XXII No dia seguinte Daniel voltou. A família Esquina, até sem excepção do elemento masculino, sorriu-lhe cordialmente.
O que fizera esquecer assim ao tendeiro as suas negras apreensões e abrira em sorrisos aqueles sobrecenhos da véspera?
O leitor, que toma a peito, decerto, a varonil rijeza de carácter do tesoureiro da confraria do Sacramento, não me perdoaria, se eu não explicasse o fenómeno.
Foi o caso que, na véspera, depois que Daniel se retirou, a menina Francisca, ainda pensativa e enleada, veio à janela para o ver passar e, ao perdê-lo de vista, retirou-se suspirando.
Este suspiro entrou pelos ouvidos da mãe, a qual chegava à sala naquela ocasião.
A Sr.ª Teresa teve uma ideia.
Este fenómeno dava-se, de vez em quando, na esposa do Sr. João da Esquina.

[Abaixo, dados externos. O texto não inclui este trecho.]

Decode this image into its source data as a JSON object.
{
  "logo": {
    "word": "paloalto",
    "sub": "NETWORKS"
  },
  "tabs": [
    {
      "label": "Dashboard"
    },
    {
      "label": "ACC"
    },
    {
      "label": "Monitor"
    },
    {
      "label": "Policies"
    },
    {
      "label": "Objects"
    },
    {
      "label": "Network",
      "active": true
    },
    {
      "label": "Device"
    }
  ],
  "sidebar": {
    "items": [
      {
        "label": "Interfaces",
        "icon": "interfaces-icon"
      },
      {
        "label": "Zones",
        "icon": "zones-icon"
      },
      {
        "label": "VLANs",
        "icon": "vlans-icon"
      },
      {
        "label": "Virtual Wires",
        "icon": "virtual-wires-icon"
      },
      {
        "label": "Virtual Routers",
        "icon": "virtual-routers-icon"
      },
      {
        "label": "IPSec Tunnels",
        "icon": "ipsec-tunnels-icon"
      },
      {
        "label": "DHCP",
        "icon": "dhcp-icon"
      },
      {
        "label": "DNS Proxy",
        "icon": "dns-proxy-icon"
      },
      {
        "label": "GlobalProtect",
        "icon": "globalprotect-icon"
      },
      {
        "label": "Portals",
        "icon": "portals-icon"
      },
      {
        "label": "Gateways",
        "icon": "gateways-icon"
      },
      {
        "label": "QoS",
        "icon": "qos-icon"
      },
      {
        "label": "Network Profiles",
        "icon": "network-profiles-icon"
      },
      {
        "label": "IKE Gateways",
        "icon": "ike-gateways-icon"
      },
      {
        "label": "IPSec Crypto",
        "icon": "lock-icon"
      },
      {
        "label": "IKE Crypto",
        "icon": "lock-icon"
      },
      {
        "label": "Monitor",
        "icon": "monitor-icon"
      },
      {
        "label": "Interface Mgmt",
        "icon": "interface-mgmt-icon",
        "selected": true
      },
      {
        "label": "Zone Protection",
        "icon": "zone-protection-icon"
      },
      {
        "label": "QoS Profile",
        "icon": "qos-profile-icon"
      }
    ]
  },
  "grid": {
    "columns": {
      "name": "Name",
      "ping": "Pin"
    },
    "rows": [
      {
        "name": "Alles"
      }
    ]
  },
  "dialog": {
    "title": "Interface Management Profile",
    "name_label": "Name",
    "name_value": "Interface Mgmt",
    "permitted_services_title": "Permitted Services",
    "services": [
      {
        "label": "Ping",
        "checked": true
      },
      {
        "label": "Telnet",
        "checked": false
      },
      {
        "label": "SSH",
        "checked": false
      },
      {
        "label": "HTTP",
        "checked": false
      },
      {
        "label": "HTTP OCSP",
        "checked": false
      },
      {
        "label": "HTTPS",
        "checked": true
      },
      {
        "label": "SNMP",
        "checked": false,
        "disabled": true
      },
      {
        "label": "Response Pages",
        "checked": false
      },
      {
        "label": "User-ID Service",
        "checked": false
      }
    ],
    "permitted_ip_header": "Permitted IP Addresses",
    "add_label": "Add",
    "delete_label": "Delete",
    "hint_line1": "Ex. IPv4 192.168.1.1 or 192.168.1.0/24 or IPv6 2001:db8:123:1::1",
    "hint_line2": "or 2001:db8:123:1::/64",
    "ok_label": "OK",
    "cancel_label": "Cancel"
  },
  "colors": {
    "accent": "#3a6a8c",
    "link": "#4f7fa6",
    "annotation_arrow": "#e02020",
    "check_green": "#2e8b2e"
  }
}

- Tem umas maneiras muito bonitas este rapaz - disse ela, fixando na filha o olhar mais investigador que tinha à sua disposição.
- Tem - respondeu esta secamente.
- Ou ele ou o João Semana, a quem ninguém pode tirar da boca uma palavra delicada. Este é coisa mais fina.
- É - replicou a outra.
- Bem mostra que tem vivido entre gente polida e educada.
- Bem - continuava a menina.
- E não lhe hão-de faltar bons casamentos a este rapaz.
- Não - dizia a filha.
- Isso há-de ser bonito agora. Todas as raparigas da terra a enfeitarem-se para lhe agradar. Há-de ter que ver.
- Há-de.
A Sr.ª Teresa principiava a impacientar-se com o laconismo da filha.
- Mas acham-se muito enganadas - continuou ela; - um rapaz assim não cai facilmente. Estas nossas raparigas são umas estúpidas. Louvado seja Deus! Não sabem dizer duas palavras. E desembaraço é o que se quer.
- É… - E porque não o hás-de tu ter, menina? - acrescentou ela, em tom mais baixo e insinuante.